Add the following to your claude_desktop_config.json:

{
  "mcpServers": {
    "ElevenLabs": {
      "command": "uvx",
      "args": ["elevenlabs-mcp"],
      "env": {
        "ELEVENLABS_API_KEY": "<your-api-key>"
      }
    }
  }
}

Windows users may need to enable Developer Mode in Claude Desktop via the Help menu so the server can write audio files.

Other MCP clients (Cursor, Windsurf, OpenAI Agents)

pip install elevenlabs-mcp
python -m elevenlabs_mcp --api-key=YOUR_KEY --print

The --print flag outputs the JSON snippet you can paste into your client's MCP config.

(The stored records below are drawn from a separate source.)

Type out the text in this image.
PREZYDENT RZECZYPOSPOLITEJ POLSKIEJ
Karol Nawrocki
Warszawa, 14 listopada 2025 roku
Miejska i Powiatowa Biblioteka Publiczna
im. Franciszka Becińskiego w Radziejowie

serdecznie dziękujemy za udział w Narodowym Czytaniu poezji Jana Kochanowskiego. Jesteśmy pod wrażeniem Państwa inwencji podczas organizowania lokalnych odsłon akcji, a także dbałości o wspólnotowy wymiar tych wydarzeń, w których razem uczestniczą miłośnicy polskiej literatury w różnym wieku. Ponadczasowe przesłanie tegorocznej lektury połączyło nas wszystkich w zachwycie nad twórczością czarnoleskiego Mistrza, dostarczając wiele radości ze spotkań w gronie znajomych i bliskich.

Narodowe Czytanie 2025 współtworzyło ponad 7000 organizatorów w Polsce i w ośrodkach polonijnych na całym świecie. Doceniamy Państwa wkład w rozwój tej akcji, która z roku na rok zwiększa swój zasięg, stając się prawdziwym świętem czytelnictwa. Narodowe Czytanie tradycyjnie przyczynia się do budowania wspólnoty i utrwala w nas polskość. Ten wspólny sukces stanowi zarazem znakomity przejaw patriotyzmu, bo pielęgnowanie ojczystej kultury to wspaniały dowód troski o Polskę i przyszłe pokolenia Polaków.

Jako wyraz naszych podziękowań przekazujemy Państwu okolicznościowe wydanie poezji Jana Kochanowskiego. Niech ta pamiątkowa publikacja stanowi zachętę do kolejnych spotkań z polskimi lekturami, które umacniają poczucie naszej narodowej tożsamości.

Optional environment variables

ELEVENLABS_MCP_BASE_PATH: directory where audio files are written (default: ~/Desktop)
ELEVENLABS_MCP_OUTPUT_MODE: files, resources, or both
ELEVENLABS_API_RESIDENCY: data region (enterprise plans only)

Local development

git clone https://github.com/elevenlabs/elevenlabs-mcp
cd elevenlabs-mcp
uv venv && source .venv/bin/activate
uv pip install -e ".[dev]"
cp .env.example .env
./scripts/test.sh

Use Cases

Generate narrated audio (voiceovers, podcast intros, audiobook samples) from drafted scripts directly inside an editor like Cursor.
Clone a stakeholder or actor's voice from sample recordings, then produce multilingual voiced content with the cloned voice.
Transcribe meeting recordings or interviews to text with speaker diarization for downstream summarization.
Build and manage ElevenLabs conversational AI agents, attach knowledge bases, and place outbound phone calls via Twilio.
Compose background music and sound effects on demand for video edits, game prototypes, or ad creatives.

Example Prompts

"Read this blog post aloud in Rachel's voice and save the MP3 to my Desktop."
"Clone a voice from the three WAV files in ~/samples and name it 'CEO Voice'."
"Transcribe meeting.mp3 with speaker diarization and give me a summary."
"Create a conversational agent named 'Support Bot' with a friendly system prompt and attach our docs site as a knowledge base."
"Compose a 30 second upbeat electronic track for a product launch video."

Pros

Official server maintained by ElevenLabs covering the full product surface: TTS, STT, voice cloning, voice design, sound effects, music, and conversational agents.
Broad client support: Claude Desktop, Cursor, Windsurf, and OpenAI Agents are explicitly documented.
Flexible output handling (files, base64 resources, or both) and configurable output directory.
Free tier with 10,000 credits per month is enough to evaluate without payment.

Limitations

Some operations like voice design and audio isolation can hit timeouts, especially in development mode.
Generation consumes ElevenLabs credits, so heavy usage requires a paid subscription.
Outbound calling features require additional setup (Twilio or SIP trunk plus a configured phone number).

Alternatives

OpenAI MCP integrations for TTS via the OpenAI audio API.
Cartesia MCP server for low-latency voice synthesis.
Community Whisper-based MCP servers for self-hosted speech-to-text.